A common strategy for host RNA degradation by divergent viruses

Abstract

Infection with gammaherpesviruses, alphaherpesviruses, and betacoronaviruses can result in widespread mRNA degradation, in each case initiated predominantly by a single viral factor. Although not homologous, these factors exhibit significant mechanistic similarities. In cells, each targets translatable RNAs for cleavage and requires host Xrn1 to complete RNA degradation, although the mechanism of targeting and the position of the primary cleavage differ. Thus, multiple host shutoff factors have converged upon a common mRNA degradation pathway.

Fig 1

Only Pol II-transcribed RNAs are degraded by each of the host shutoff factors. (A and B) HEK293T cells were transfected with 200 ng/ml Pol II-driven GFP together with either 300 ng/ml of Pol III-GFP (A) or 400 ng/ml of Pol I-GFP (B) constructs. In addition, cells were transfected with an empty vector (pCDEF3) bearing a Pol II promoter [(−)] or with increasing amounts of SOX (200 to 400 ng/ml), muSOX (200 to 300 ng/ml), BGLF5 (200 to 400 ng/ml), vhs (100 to 200 ng/ml), or nsp1 (200 to 300 ng/ml) and a corresponding amount of the empty vector to bring the total concentration of plasmid per transfection to 1 μg/ml.
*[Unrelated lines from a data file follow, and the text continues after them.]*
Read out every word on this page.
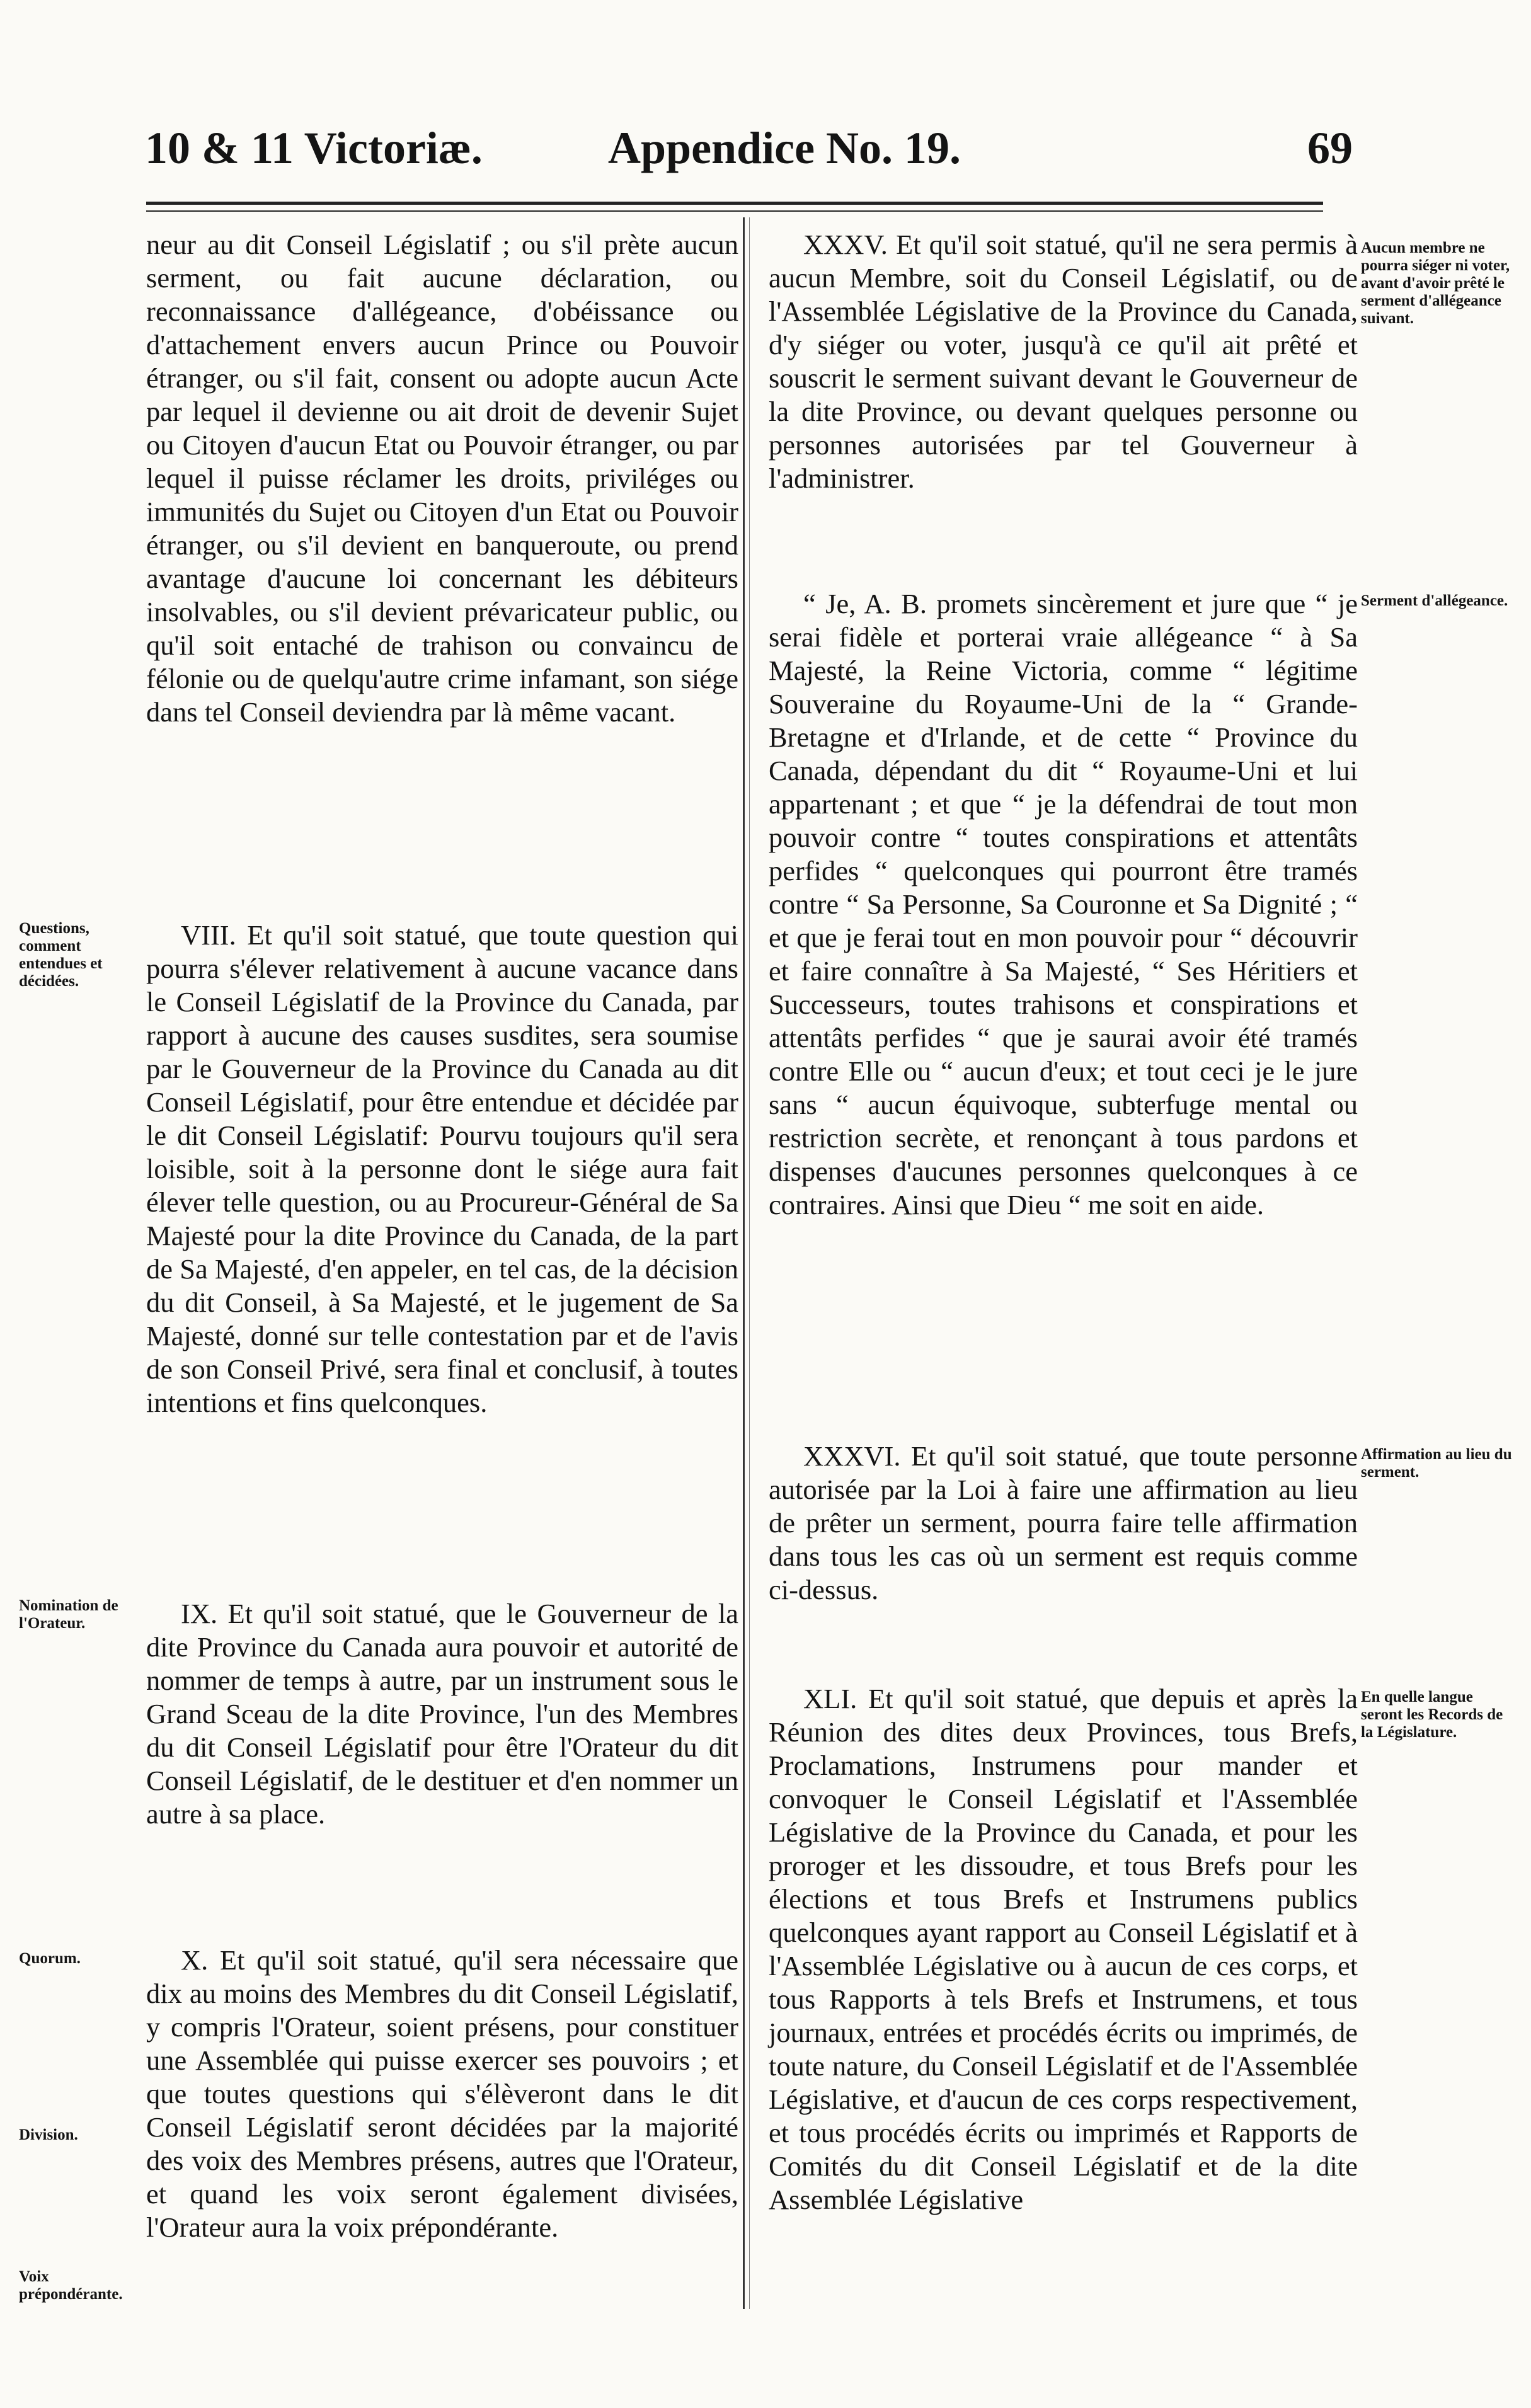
10 & 11 Victoriæ.	Appendice No. 19.	69

neur au dit Conseil Législatif ; ou s'il prète aucun serment, ou fait aucune déclaration, ou reconnaissance d'allégeance, d'obéissance ou d'attachement envers aucun Prince ou Pouvoir étranger, ou s'il fait, consent ou adopte aucun Acte par lequel il devienne ou ait droit de devenir Sujet ou Citoyen d'aucun Etat ou Pouvoir étranger, ou par lequel il puisse réclamer les droits, priviléges ou immunités du Sujet ou Citoyen d'un Etat ou Pouvoir étranger, ou s'il devient en banqueroute, ou prend avantage d'aucune loi concernant les débiteurs insolvables, ou s'il devient prévaricateur public, ou qu'il soit entaché de trahison ou convaincu de félonie ou de quelqu'autre crime infamant, son siége dans tel Conseil deviendra par là même vacant.

VIII. Et qu'il soit statué, que toute question qui pourra s'élever relativement à aucune vacance dans le Conseil Législatif de la Province du Canada, par rapport à aucune des causes susdites, sera soumise par le Gouverneur de la Province du Canada au dit Conseil Législatif, pour être entendue et décidée par le dit Conseil Législatif: Pourvu toujours qu'il sera loisible, soit à la personne dont le siége aura fait élever telle question, ou au Procureur-Général de Sa Majesté pour la dite Province du Canada, de la part de Sa Majesté, d'en appeler, en tel cas, de la décision du dit Conseil, à Sa Majesté, et le jugement de Sa Majesté, donné sur telle contestation par et de l'avis de son Conseil Privé, sera final et conclusif, à toutes intentions et fins quelconques.

IX. Et qu'il soit statué, que le Gouverneur de la dite Province du Canada aura pouvoir et autorité de nommer de temps à autre, par un instrument sous le Grand Sceau de la dite Province, l'un des Membres du dit Conseil Législatif pour être l'Orateur du dit Conseil Législatif, de le destituer et d'en nommer un autre à sa place.

X. Et qu'il soit statué, qu'il sera nécessaire que dix au moins des Membres du dit Conseil Législatif, y compris l'Orateur, soient présens, pour constituer une Assemblée qui puisse exercer ses pouvoirs ; et que toutes questions qui s'élèveront dans le dit Conseil Législatif seront décidées par la majorité des voix des Membres présens, autres que l'Orateur, et quand les voix seront également divisées, l'Orateur aura la voix prépondérante.

XXXV. Et qu'il soit statué, qu'il ne sera permis à aucun Membre, soit du Conseil Législatif, ou de l'Assemblée Législative de la Province du Canada, d'y siéger ou voter, jusqu'à ce qu'il ait prêté et souscrit le serment suivant devant le Gouverneur de la dite Province, ou devant quelques personne ou personnes autorisées par tel Gouverneur à l'administrer.

“ Je, A. B. promets sincèrement et jure que “ je serai fidèle et porterai vraie allégeance “ à Sa Majesté, la Reine Victoria, comme “ légitime Souveraine du Royaume-Uni de la “ Grande-Bretagne et d'Irlande, et de cette “ Province du Canada, dépendant du dit “ Royaume-Uni et lui appartenant ; et que “ je la défendrai de tout mon pouvoir contre “ toutes conspirations et attentâts perfides “ quelconques qui pourront être tramés contre “ Sa Personne, Sa Couronne et Sa Dignité ; “ et que je ferai tout en mon pouvoir pour “ découvrir et faire connaître à Sa Majesté, “ Ses Héritiers et Successeurs, toutes trahisons et conspirations et attentâts perfides “ que je saurai avoir été tramés contre Elle ou “ aucun d'eux; et tout ceci je le jure sans “ aucun équivoque, subterfuge mental ou restriction secrète, et renonçant à tous pardons et dispenses d'aucunes personnes quelconques à ce contraires. Ainsi que Dieu “ me soit en aide.

XXXVI. Et qu'il soit statué, que toute personne autorisée par la Loi à faire une affirmation au lieu de prêter un serment, pourra faire telle affirmation dans tous les cas où un serment est requis comme ci-dessus.

XLI. Et qu'il soit statué, que depuis et après la Réunion des dites deux Provinces, tous Brefs, Proclamations, Instrumens pour mander et convoquer le Conseil Législatif et l'Assemblée Législative de la Province du Canada, et pour les proroger et les dissoudre, et tous Brefs pour les élections et tous Brefs et Instrumens publics quelconques ayant rapport au Conseil Législatif et à l'Assemblée Législative ou à aucun de ces corps, et tous Rapports à tels Brefs et Instrumens, et tous journaux, entrées et procédés écrits ou imprimés, de toute nature, du Conseil Législatif et de l'Assemblée Législative, et d'aucun de ces corps respectivement, et tous procédés écrits ou imprimés et Rapports de Comités du dit Conseil Législatif et de la dite Assemblée Législative

Questions, comment entendues et décidées.

Nomination de l'Orateur.

Quorum.

Division.

Voix prépondérante.

Aucun membre ne pourra siéger ni voter, avant d'avoir prêté le serment d'allégeance suivant.

Serment d'allégeance.

Affirmation au lieu du serment.

En quelle langue seront les Records de la Législature.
Reporter RNA levels were visualized by a Northern blot with probes against GFP. 18S was used as a loading control. Blots shown are representative of three independent repeats.

Fig 2

Binding of the 40S ribosomal subunit is selectively required for nsp1-triggered mRNA degradation. (A) HEK293T cells were transfected with 200 ng/ml of a control GFP reporter with an elongated 5′ UTR, 200 ng/ml of a GFP construct bearing a strong hairpin (hp-GFP; folding Gibbs free energy [ΔG] = −61 kcal/mol) approximately three nucleotides 3′ of the cap, and increasing amounts of the indicated host shutoff factors as described for Fig. 1 and/or empty vector [(−)] to a final total concentration of 1 μg/ml for each transfection. Reporter mRNA levels were visualized by a Northern blot with probes against GFP. 18S was used as a loading control. The blot shown is representative of three independent repeats. (B) HEK293T cells were transfected with increasing amounts (100, 200, and 400 ng/ml) of either a control GFP reporter or hp-GFP. The levels of GFP were assessed by a Western blot, and actin served as a loading control. (C) HEK293T cells were transfected with 200 ng/ml of a control GFP reporter or GFP constructs bearing a hairpin 3 nucleotides (hp-GFP) or 23 nucleotides (hp23-GFP) 3′ of the cap together with 800 ng/ml of empty vector alone or 600 ng/ml empty vector and 200 ng/ml of the nsp1-expressing construct. Reporter mRNA levels were visualized by a Northern blot with probes against GFP. 18S was used as a loading control.

Fig 3

Each host shutoff factor requires Xrn1 for completion of mRNA degradation. (A) Diagram of the GFP-3′SLII construct and the role of the flaviviral SLII element in blocking the cellular exonuclease Xrn1. (B) HEK293T cells were transfected with 100 ng/ml of the GFP-3′SLII construct, plasmids expressing the indicated host shutoff factors (SOX, 200 ng/ml; BGLF5, 200 ng/ml; muSOX, 100 ng/ml; vhs, 100 ng/ml; or nsp1, 100 ng/ml), and a corresponding amount of the empty vector [(−)] to bring the total concentration of plasmid per transfection to 750 ng/ml. Reporter mRNA levels were visualized using a Northern blot with probes against the 3′ UTR of the reporter or 18S (as a loading control). The arrowhead denotes a protected fragment. The blot shown is representative of three independent repeats.

Fig 4

Depletion of Xrn1 reveals different patterns of primary RNA cleavage by the host shutoff factors. (A and B) HEK293T cells were treated with 70 nM control siRNAs or Xrn1 siRNAs. They were then transfected with a DsRed2 reporter (A) or a shortened GFP reporter with nt 239 to 709 deleted to improve gel resolution (sGFP) (B) together with either empty vector [(−)] or the indicated host shutoff factor as detailed in the legend for Fig. 3B. RNA was Northern blotted with probes against the 3′ UTR of the reporters or 18S (as a loading control). Relative total reporter RNA levels were quantified using the ImageJ software. Blots shown are representative of three repeats. (C) Model of mRNA degradation by the host shutoff factors. The host shutoff factors are recruited to mRNAs either through the ribosome (nsp1) or the cap-binding complex (vhs) or through yet-unknown factors (SOX, muSOX, and BGLF5). They then mediate endonucleolytic mRNA cleavage near the cap (muSOX, nsp1) or at one or more internal positions (SOX, BGLF5, vhs), whereupon host Xrn1 completes degradation of the mRNA body.